Vorliegend geht es aber nicht um eine Verschlechterung, sondern um eine Verbesserung der Arbeitsbedingungen (Nicht Verlängerung der Probezeit wegen unfallbedingter Arbeitsunfähigkeit), also ist eine Vertragsanpassung auch mündlich gültig. Das Problem wird aber der Beweis sein: Kann die Arbeitnehmerin beweisen, dass die Arbeitgeberin eine Vertragsänderung gewollt hat? Falls ja, würde die mündliche getroffene Vereinbarung gelten und die spätere Verschlechterung müsste in Schriftform erfolgen (siehe Argument oben).
Schwangerschaft:
Nach Ablauf der Probezeit geniesst die Arbeitnehmerin Kündigungsschutz bis zur 16. Woche nach der Niederkunft. Es liegt auf der Hand, dass die Arbeitgeberin ein Interesse hat, die Probezeit zu verlängern; sie möchte nicht, dass absoluter Kündigungsschutz gilt.

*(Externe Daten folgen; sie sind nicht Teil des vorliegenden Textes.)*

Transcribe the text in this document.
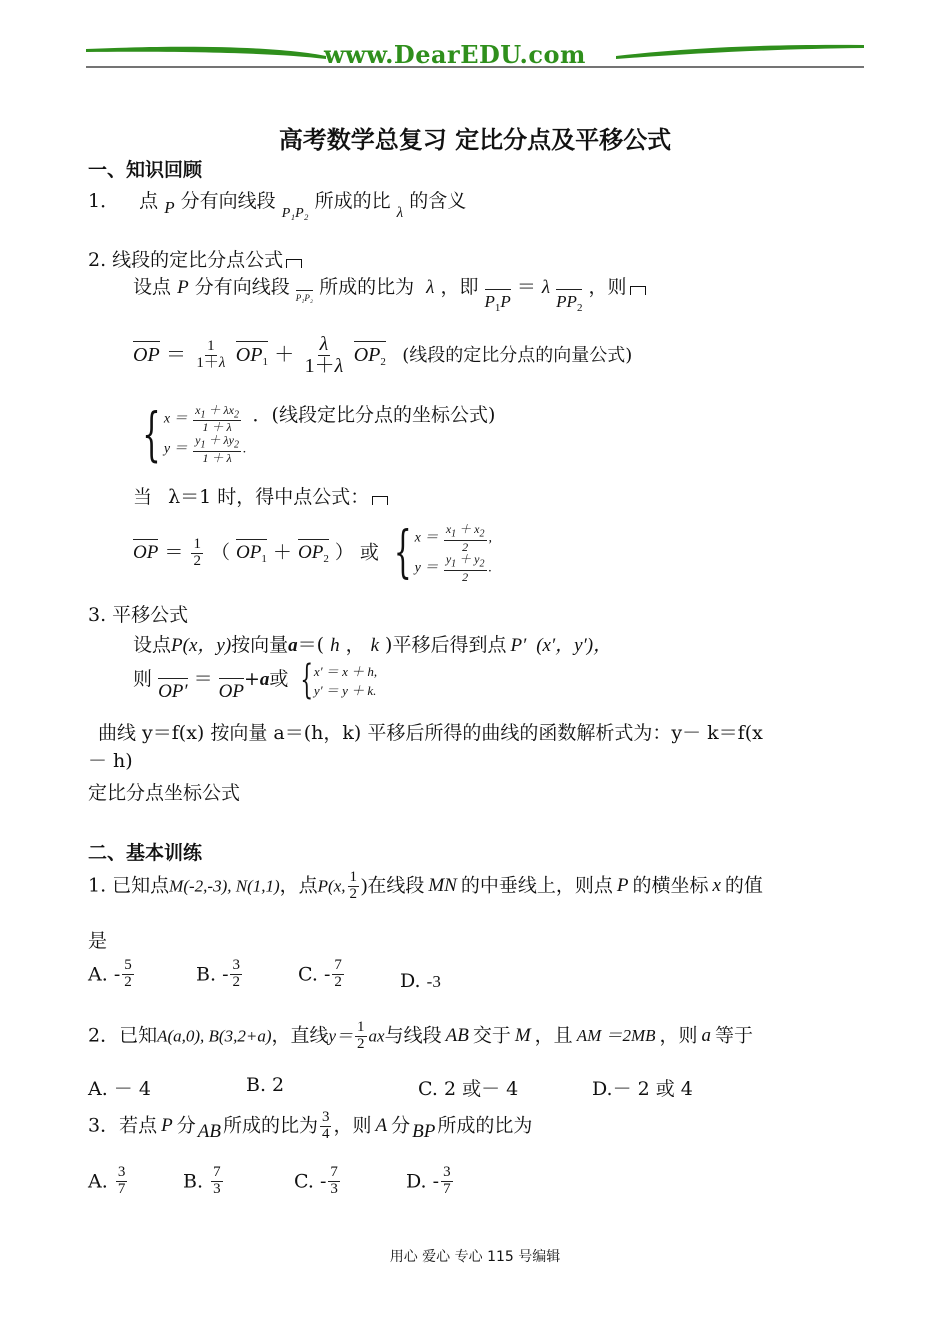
www.DearEDU.com
高考数学总复习 定比分点及平移公式
一、知识回顾
1． 点 P 分有向线段 $_{P_1P_2}$ 所成的比 $_\lambda$ 的含义
2. 线段的定比分点公式
设点 P 分有向线段 P₁P₂ 所成的比为 λ ，即 $P_1P = \lambda$ $PP_2$ ，则
OP ＝ $\frac{1}{1+\lambda} OP_1 + \frac{\lambda}{1+\lambda} OP_2$ (线段的定比分点的向量公式)
{ $x = \frac{x_1 + \lambda x_2}{1 + \lambda}$
$y = \frac{y_1 + \lambda y_2}{1 + \lambda}$ .
．(线段定比分点的坐标公式)
当 λ＝1 时，得中点公式：
OP ＝ $\frac{1}{2}$ （ $OP_1 + OP_2$ ） 或 { $x = \frac{x_1 + x_2}{2}$ ,
$y = \frac{y_1 + y_2}{2}$ .
3. 平移公式
设点P(x，y)按向量a＝( h ， k )平移后得到点 P′ (x′，y′)，
则 OP′ ＝ OP+a或 { x′ ＝ x ＋ h,
y′ ＝ y ＋ k.
曲线 y＝f(x) 按向量 a＝(h，k) 平移后所得的曲线的函数解析式为：y－ k＝f(x
－ h)
定比分点坐标公式
二、基本训练
1. 已知点M(-2,-3), N(1,1)，点P(x, $\frac{1}{2}$ )在线段 MN 的中垂线上，则点 P 的横坐标 x 的值
是
A. - $\frac{5}{2}$	B. - $\frac{3}{2}$	C. - $\frac{7}{2}$	D. -3
2．已知A(a,0), B(3,2+a)，直线$y= \frac{1}{2}$ ax与线段 AB 交于 M ，且 AM ＝2MB ，则 a 等于
A. － 4	B. 2	C. 2 或－ 4	D.－ 2 或 4
3．若点 P 分 AB 所成的比为 $\frac{3}{4}$ ，则 A 分 BP 所成的比为
A. $\frac{3}{7}$	B. $\frac{7}{3}$	C. - $\frac{7}{3}$	D. - $\frac{3}{7}$
用心 爱心 专心 115 号编辑
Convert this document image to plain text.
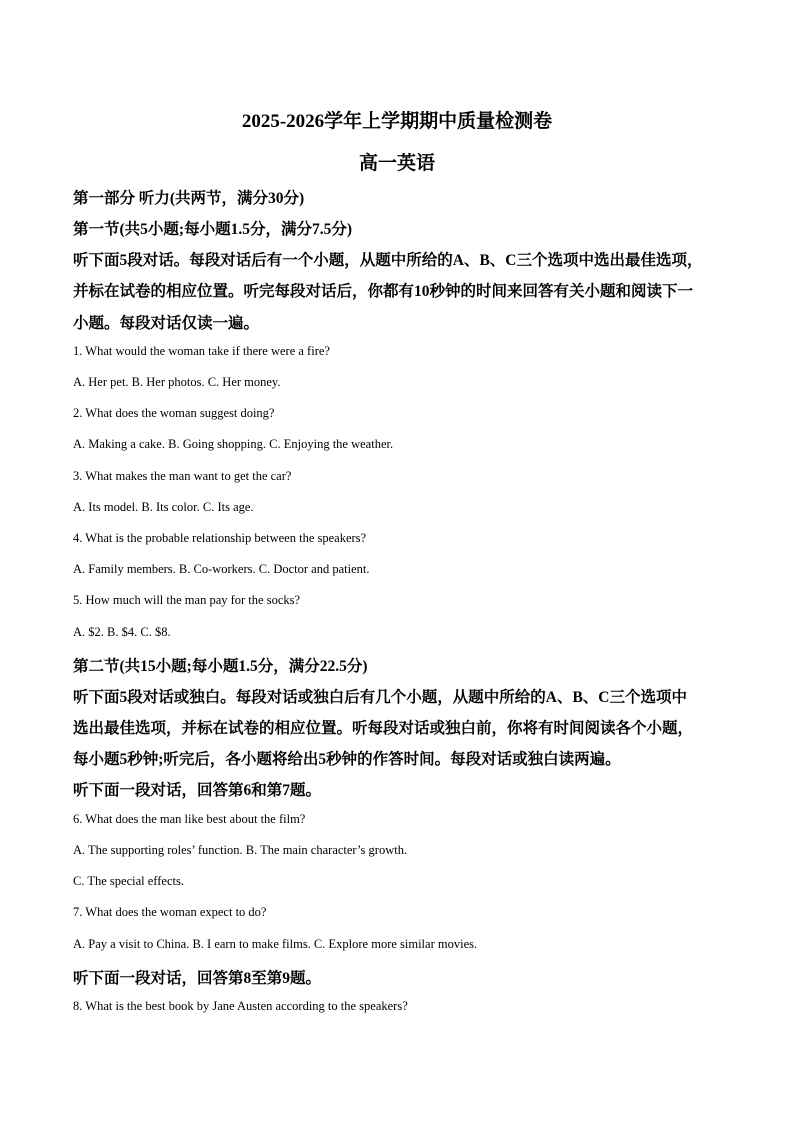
2025-2026学年上学期期中质量检测卷
高一英语
第一部分 听力(共两节，满分30分)
第一节(共5小题;每小题1.5分，满分7.5分)
听下面5段对话。每段对话后有一个小题，从题中所给的A、B、C三个选项中选出最佳选项，
并标在试卷的相应位置。听完每段对话后，你都有10秒钟的时间来回答有关小题和阅读下一
小题。每段对话仅读一遍。
1. What would the woman take if there were a fire?
A. Her pet. B. Her photos. C. Her money.
2. What does the woman suggest doing?
A. Making a cake. B. Going shopping. C. Enjoying the weather.
3. What makes the man want to get the car?
A. Its model. B. Its color. C. Its age.
4. What is the probable relationship between the speakers?
A. Family members. B. Co-workers. C. Doctor and patient.
5. How much will the man pay for the socks?
A. $2. B. $4. C. $8.
第二节(共15小题;每小题1.5分，满分22.5分)
听下面5段对话或独白。每段对话或独白后有几个小题，从题中所给的A、B、C三个选项中
选出最佳选项，并标在试卷的相应位置。听每段对话或独白前，你将有时间阅读各个小题，
每小题5秒钟;听完后，各小题将给出5秒钟的作答时间。每段对话或独白读两遍。
听下面一段对话，回答第6和第7题。
6. What does the man like best about the film?
A. The supporting roles’ function. B. The main character’s growth.
C. The special effects.
7. What does the woman expect to do?
A. Pay a visit to China. B. I earn to make films. C. Explore more similar movies.
听下面一段对话，回答第8至第9题。
8. What is the best book by Jane Austen according to the speakers?
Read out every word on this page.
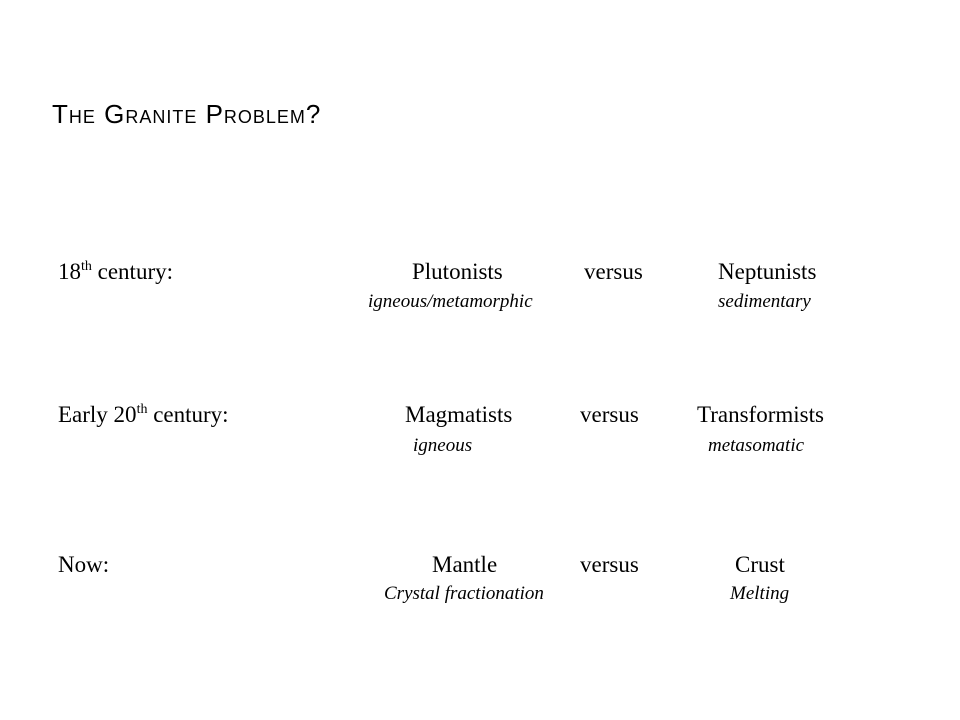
The Granite Problem?
18th century:	Plutonists	versus	Neptunists
igneous/metamorphic	sedimentary
Early 20th century:	Magmatists	versus	Transformists
igneous	metasomatic
Now:	Mantle	versus	Crust
Crystal fractionation	Melting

Eine Kündigung wegen der Schwangerschaft während der Probezeit wäre aber möglicherweise missbräuchlich im Sinne von Art. 336 OR und sie würde zudem einen Verstoss gegen Art. 3 Abs. 2 des Gleichstellungsgesetzes (GlG) und hätte eine Entschädigung nach Art. 5 Abs. 2 und Abs. 4 GlG zur Folge. Die Kündigung wäre aber dennoch gültig, die Arbeitgeberin müsste aber eine Entschädigung von maximal sechs Monatslöhnen ausrichten.
Mit anderen Worten; Ihre Klientin ist also auch in der Probezeit nicht gänzlich schutzlos.
Fehlende Einsätze im Monat April:
Es ist sehr richtig und wichtig, dass Ihre Klientin gegenüber der Arbeitgeberin mit Nachdruck ihre Arbeitsbereitschaft anbietet und insbesondere auch erwähnt, dass Sie wie mündlich vereinbart (was eigentlich schriftlich hätte erfolgen sollen) 100% arbeiten möchte. Jedes Gespräch soll sie umgehend dokumentieren. Auch soll sie betonen, dass sie trotz Schwangerschaft 100% arbeiten möchte. Sollte ihr nicht 100% Arbeitseinsätze angeboten werden, soll sie darauf aufmerksam machen ,dass die Arbeitgeberin sie nicht wegen ihrer Schwangerschaft benachteiligen dürfe.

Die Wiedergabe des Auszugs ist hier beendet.